I watched a couple get out of the car, the man pulling his coat tight around his chest. When I looked closely, I saw he carried something in his arms, wrapped beneath his coat.

A child.

A tiny pink-socked foot stuck out beneath the coat. The couple fought the wind as they approached the store’s entrance. I was entranced by the baby hidden away from sight.

I smiled to myself. In an instant, that father painted a picture of God for me. Baring himself to the elements without a concern, putting his head down into the wind without hesitation, shouldering through the storm without blinking–but his baby girl was safe and warm against his chest. He might be blasted by the wind, but not his girl. She was protected in his arms.

“I have found a place where I can hide. It’s safe inside Your arms of love. Like a child who’s held throughout a storm, You keep me warm in Your arms of love.”

 – Grant, Smith, and Chapman, “Arms of Love” –

Thinking recently about God’s powerful kindness, I wrote, “You carry the cosmos like a lamb between Your shoulders.”

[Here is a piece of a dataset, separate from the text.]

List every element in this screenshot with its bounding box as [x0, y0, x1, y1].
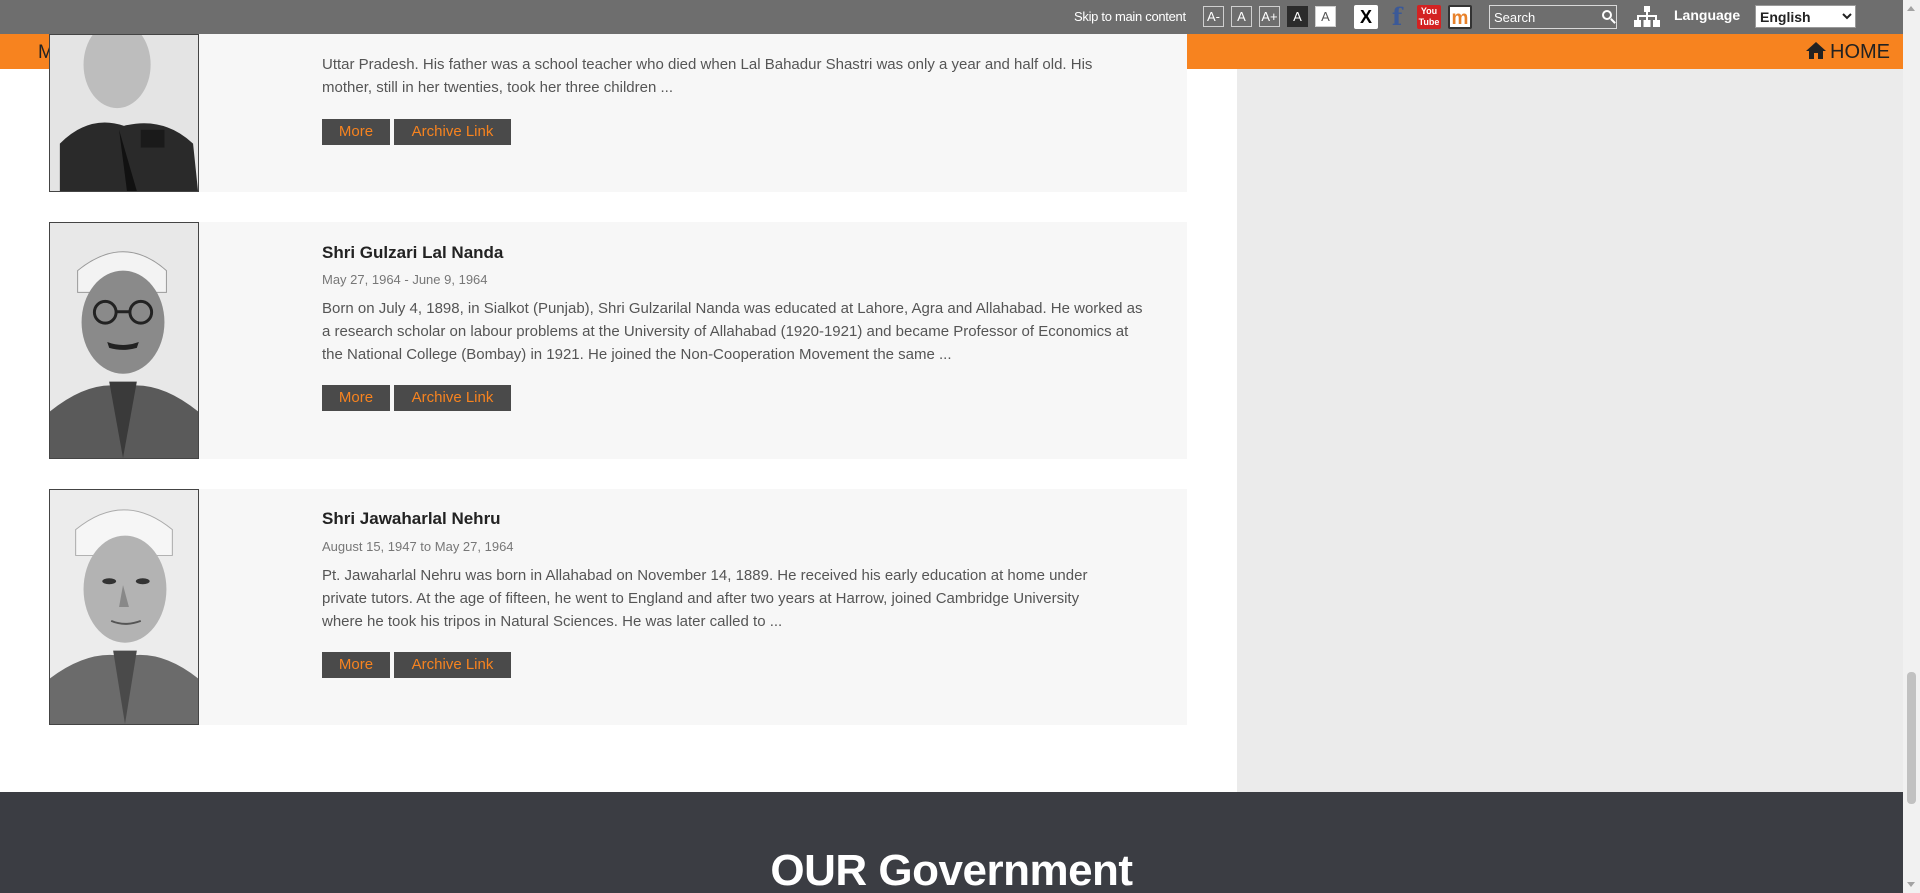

I face storms. We all do. In many ways, we face the wind and waves and must stand up to them in courage. We seem them crashing down over our heads and wonder if there is a place of shelter from the wind after all.

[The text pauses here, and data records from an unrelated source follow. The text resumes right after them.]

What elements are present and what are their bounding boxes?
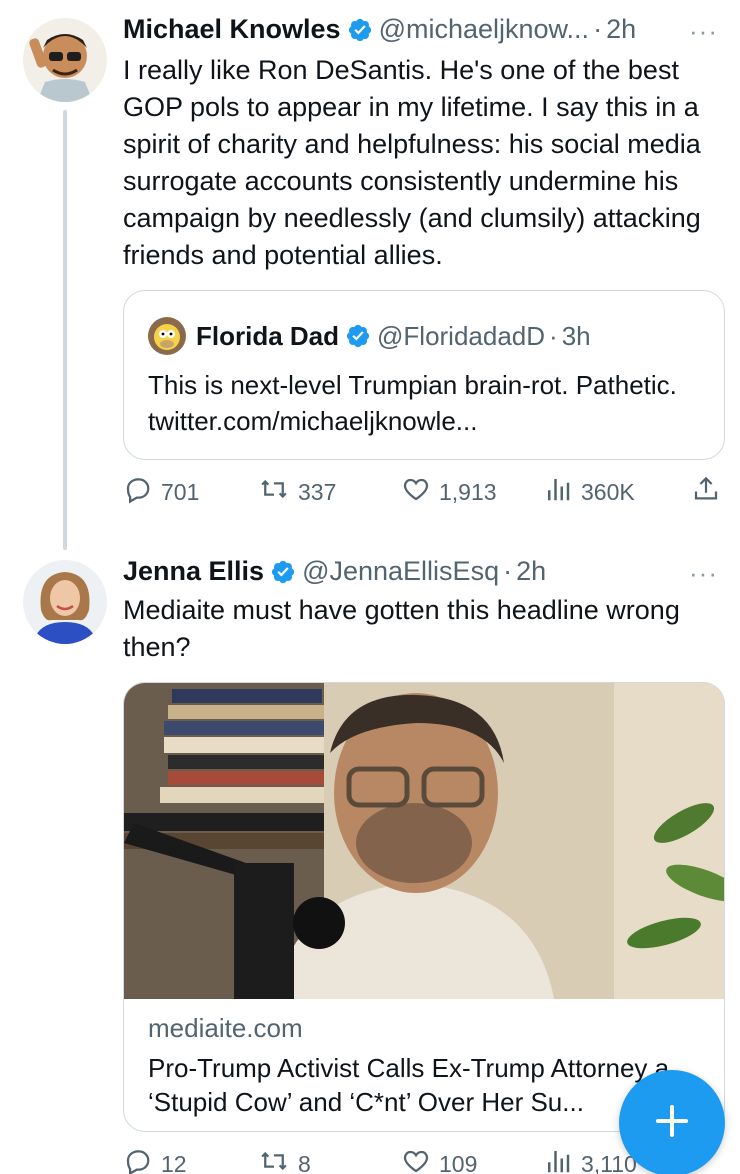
link-card[interactable]: mediaite.com Pro-Trump Activist Calls Ex…	[123, 682, 725, 1132]
reply-count: 12	[161, 1150, 187, 1174]
retweet-icon	[258, 1146, 298, 1174]
tweet-text: I really like Ron DeSantis. He's one of …	[123, 55, 701, 270]
heart-icon	[401, 474, 439, 510]
retweet-count: 8	[298, 1150, 311, 1174]
verified-badge-icon	[347, 17, 373, 43]
tweet-actions: 701 337 1,913 360K	[123, 472, 723, 512]
tweet-header: Michael Knowles @michaeljknow... · 2h	[123, 14, 636, 45]
link-card-domain: mediaite.com	[148, 1013, 303, 1043]
tweet-jenna-ellis[interactable]: Jenna Ellis @JennaEllisEsq · 2h ··· Medi…	[0, 546, 740, 1174]
like-count: 109	[439, 1150, 478, 1174]
reply-button[interactable]: 12	[123, 1144, 187, 1174]
views-button[interactable]: 360K	[543, 472, 635, 512]
like-count: 1,913	[439, 478, 497, 505]
quoted-tweet[interactable]: Florida Dad @FloridadadD · 3h This is ne…	[123, 290, 725, 460]
author-handle[interactable]: @JennaEllisEsq	[302, 556, 499, 587]
retweet-button[interactable]: 337	[258, 472, 336, 512]
tweet-header: Jenna Ellis @JennaEllisEsq · 2h	[123, 556, 546, 587]
verified-badge-icon	[345, 323, 371, 349]
author-handle[interactable]: @michaeljknow...	[379, 14, 590, 45]
author-name[interactable]: Michael Knowles	[123, 14, 341, 45]
author-name[interactable]: Jenna Ellis	[123, 556, 264, 587]
more-options-icon[interactable]: ···	[689, 16, 718, 47]
link-card-image	[124, 683, 724, 999]
tweet-text: Mediaite must have gotten this headline …	[123, 595, 680, 662]
reply-button[interactable]: 701	[123, 472, 199, 512]
quoted-tweet-text: This is next-level Trumpian brain-rot. P…	[148, 370, 677, 436]
reply-count: 701	[161, 478, 200, 505]
plus-icon	[652, 1101, 692, 1146]
views-button[interactable]: 3,110	[543, 1144, 637, 1174]
like-button[interactable]: 1,913	[401, 472, 497, 512]
quoted-tweet-header: Florida Dad @FloridadadD · 3h	[148, 317, 591, 355]
share-button[interactable]	[691, 472, 729, 512]
views-count: 360K	[581, 478, 635, 505]
views-chart-icon	[543, 474, 581, 510]
verified-badge-icon	[270, 559, 296, 585]
quoted-author-handle[interactable]: @FloridadadD	[377, 321, 545, 352]
share-icon	[691, 474, 729, 510]
heart-icon	[401, 1146, 439, 1174]
avatar[interactable]	[23, 18, 107, 102]
tweet-timestamp[interactable]: 2h	[606, 14, 636, 45]
tweet-timestamp[interactable]: 2h	[516, 556, 546, 587]
compose-tweet-button[interactable]	[619, 1070, 725, 1174]
more-options-icon[interactable]: ···	[689, 558, 718, 589]
reply-icon	[123, 1146, 161, 1174]
quoted-author-name[interactable]: Florida Dad	[196, 321, 339, 352]
avatar[interactable]	[23, 560, 107, 644]
quoted-avatar	[148, 317, 186, 355]
separator-dot: ·	[503, 556, 513, 586]
like-button[interactable]: 109	[401, 1144, 477, 1174]
separator-dot: ·	[593, 14, 603, 44]
tweet-michael-knowles[interactable]: Michael Knowles @michaeljknow... · 2h ··…	[0, 0, 740, 540]
retweet-icon	[258, 474, 298, 510]
retweet-count: 337	[298, 478, 337, 505]
reply-icon	[123, 474, 161, 510]
quoted-timestamp[interactable]: 3h	[562, 321, 591, 352]
views-chart-icon	[543, 1146, 581, 1174]
separator-dot: ·	[549, 320, 558, 351]
retweet-button[interactable]: 8	[258, 1144, 311, 1174]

In the middle of our questions and in the midst of our fears, how refreshing it is to remember the Father, to whom we are “worth more than many sparrows” (Matthew 10:31).

Chris Tomlin’s new song “Good, Good Father” has run through my head so often lately. The concept of God’s fatherhood expressed in this song has become a frequent meditation. “He’s a good, good Father,” I find myself saying to others.

Isn’t He, though? Life is hard, certainly. The path is rocky and the wind rips with cold ferocity.

But He is there, too. He is with us, carrying us in His power, bearing us in His arms, wrapping His coat of love around us to shelter us from the storm.

Life isn’t perfect.

But still, He’s a good, good Father. And He is making all things new.

“In that same hour he rejoiced in the Holy Spirit and said, “I thank you, Father, Lord of heaven and earth, that you have hidden these things from the wise and understanding and revealed them to little children; yes, Father, for such was your gracious will. All things have been handed over to me by my Father, and no one knows who the Son is except the Father, or who the Father is except the Son and anyone to whom the Son chooses to reveal him.”